Camera Catches Poachers Killing Bear, ‘Shrieking’ Cubs

The Free Press WV

A father and son in Alaska have been sentenced in what prosecutors said was “the most egregious bear cub poaching case” they had ever encountered. Wasilla residents Andrew Renner, 41, and Owen Renner, 18, illegally killed a sow and her two cubs on an island in Prince William Sound last April, the Anchorage Daily News reports. Prosecutors said that after the men skied up to the den, Owen Renner shot the sleeping mother bear twice with a rifle. Andrew Renner then shot the two “shrieking newborn bear cubs” at point-blank range. The men did not realize that the bears were part of a state wildlife study or that a motion-activated camera at the den captured their actions, KTUU reports.

The men butchered the sow and took meat away in game bags, then returned two days later to take the bodies of the cubs away, prosecutors say. The elder Renner later told wildlife officials that he had legally killed a sow bear and he didn’t see any cubs.
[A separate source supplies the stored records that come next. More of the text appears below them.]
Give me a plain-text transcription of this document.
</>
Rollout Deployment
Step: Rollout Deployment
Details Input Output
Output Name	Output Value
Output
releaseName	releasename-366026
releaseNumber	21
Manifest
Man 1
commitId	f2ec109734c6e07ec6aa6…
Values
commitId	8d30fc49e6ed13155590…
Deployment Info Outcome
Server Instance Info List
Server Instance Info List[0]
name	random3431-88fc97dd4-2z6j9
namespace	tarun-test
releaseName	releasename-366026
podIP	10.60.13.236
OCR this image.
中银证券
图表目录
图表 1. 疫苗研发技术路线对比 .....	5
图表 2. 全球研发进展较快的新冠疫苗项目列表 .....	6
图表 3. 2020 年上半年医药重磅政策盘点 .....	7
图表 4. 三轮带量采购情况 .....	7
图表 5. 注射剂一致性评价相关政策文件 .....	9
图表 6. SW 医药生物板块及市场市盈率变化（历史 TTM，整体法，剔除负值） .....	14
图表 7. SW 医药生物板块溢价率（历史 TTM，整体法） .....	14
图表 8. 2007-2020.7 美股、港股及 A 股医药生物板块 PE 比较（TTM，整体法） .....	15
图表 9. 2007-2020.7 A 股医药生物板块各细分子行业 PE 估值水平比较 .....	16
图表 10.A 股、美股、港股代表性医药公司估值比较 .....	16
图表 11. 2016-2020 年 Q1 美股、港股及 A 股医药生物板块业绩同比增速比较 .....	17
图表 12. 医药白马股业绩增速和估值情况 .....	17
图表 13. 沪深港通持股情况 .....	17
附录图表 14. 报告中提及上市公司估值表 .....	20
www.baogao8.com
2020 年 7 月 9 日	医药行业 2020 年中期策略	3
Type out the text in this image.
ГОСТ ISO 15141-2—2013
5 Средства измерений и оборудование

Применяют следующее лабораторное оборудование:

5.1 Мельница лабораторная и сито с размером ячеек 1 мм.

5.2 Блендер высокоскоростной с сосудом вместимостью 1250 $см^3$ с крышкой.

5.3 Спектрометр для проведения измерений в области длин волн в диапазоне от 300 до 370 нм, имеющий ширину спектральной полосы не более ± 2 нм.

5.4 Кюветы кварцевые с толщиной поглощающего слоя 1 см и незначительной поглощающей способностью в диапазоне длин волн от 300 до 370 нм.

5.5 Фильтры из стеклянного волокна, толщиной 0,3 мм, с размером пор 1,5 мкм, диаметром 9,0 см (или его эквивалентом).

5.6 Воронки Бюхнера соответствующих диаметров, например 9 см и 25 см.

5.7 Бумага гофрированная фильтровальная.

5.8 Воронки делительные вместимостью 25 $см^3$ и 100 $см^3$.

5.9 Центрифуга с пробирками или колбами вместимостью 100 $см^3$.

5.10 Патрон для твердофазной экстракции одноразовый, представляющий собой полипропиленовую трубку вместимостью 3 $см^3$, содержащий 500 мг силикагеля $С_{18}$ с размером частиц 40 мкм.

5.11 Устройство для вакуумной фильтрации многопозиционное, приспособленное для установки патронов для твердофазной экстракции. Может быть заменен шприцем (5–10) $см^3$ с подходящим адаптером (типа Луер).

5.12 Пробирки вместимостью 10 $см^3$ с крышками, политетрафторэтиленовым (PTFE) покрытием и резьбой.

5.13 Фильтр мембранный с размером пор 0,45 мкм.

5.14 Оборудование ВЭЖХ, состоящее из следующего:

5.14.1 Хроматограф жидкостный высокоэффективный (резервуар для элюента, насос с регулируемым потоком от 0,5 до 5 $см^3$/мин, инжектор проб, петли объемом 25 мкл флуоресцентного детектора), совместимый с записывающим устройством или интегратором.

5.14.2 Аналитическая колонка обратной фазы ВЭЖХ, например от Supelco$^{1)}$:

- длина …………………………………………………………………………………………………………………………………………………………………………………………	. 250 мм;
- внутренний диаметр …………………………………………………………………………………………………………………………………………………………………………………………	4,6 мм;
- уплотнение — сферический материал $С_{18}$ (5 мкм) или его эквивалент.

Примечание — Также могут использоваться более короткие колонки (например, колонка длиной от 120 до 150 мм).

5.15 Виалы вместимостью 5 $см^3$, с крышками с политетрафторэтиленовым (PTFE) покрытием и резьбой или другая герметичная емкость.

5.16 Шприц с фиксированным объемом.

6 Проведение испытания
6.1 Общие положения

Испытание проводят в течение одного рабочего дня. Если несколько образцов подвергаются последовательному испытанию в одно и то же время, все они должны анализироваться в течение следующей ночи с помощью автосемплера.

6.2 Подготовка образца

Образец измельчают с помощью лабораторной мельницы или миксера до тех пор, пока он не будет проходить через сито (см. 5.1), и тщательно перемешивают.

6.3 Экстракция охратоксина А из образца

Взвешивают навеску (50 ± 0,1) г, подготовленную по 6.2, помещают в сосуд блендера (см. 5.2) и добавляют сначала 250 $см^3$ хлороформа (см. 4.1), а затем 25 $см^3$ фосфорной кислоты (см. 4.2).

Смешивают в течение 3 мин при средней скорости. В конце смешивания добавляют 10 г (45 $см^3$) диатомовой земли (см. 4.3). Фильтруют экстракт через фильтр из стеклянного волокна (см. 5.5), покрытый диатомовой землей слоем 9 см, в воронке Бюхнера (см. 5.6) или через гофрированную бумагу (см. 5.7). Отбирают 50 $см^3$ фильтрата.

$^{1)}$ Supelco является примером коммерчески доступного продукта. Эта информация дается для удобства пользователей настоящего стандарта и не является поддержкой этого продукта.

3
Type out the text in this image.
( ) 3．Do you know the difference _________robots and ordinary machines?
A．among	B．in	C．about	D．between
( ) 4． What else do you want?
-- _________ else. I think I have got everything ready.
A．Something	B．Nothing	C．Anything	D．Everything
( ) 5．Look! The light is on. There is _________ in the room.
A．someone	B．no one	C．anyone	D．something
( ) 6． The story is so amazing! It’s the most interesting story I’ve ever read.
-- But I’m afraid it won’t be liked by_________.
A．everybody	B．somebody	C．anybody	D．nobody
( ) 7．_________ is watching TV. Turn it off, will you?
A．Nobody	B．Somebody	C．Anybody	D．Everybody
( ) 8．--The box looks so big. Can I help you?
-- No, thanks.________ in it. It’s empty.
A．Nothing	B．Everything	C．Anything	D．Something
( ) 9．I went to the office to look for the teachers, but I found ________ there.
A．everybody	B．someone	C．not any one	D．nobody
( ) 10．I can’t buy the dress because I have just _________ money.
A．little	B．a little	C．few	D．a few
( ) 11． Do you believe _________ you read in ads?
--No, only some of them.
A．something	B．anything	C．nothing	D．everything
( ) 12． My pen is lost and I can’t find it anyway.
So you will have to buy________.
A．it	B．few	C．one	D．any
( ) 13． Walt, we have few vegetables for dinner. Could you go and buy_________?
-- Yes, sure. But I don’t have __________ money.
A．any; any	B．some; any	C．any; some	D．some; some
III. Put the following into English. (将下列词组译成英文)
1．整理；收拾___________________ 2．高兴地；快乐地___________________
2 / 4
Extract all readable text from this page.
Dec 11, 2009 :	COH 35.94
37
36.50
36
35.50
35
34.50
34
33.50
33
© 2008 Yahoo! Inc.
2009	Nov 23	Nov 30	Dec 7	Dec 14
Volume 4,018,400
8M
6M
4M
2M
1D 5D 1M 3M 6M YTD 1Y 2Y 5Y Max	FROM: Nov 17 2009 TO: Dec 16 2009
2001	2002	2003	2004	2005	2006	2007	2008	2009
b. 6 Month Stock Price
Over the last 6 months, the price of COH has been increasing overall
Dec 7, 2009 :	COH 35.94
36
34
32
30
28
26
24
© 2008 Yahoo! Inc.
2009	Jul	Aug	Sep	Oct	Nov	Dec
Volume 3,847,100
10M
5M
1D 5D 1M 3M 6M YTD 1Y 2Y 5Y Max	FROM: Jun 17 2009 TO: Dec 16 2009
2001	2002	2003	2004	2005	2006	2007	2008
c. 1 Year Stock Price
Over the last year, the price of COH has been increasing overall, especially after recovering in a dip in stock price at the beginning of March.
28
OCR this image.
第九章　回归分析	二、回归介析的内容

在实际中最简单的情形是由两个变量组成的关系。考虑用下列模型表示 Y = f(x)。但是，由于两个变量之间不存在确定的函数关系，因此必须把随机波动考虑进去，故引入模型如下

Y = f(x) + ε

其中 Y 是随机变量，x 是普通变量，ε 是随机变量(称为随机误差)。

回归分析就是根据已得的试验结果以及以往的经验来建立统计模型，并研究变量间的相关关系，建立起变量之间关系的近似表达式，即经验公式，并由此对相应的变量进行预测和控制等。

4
For the poaching—and the lies—he was sentenced to three months in prison, fined $9,000, and had his hunting license revoked for 10 years. He also had to “forfeit his 22’ Sea Sport ocean boat and trailer, 2012 GMC Sierra pickup truck, two rifles, two handguns, two iPhones, and two sets of backcountry skis,“ according to a state press release. His son, who was 17 at the time, was sentenced to community service and suspended jail time.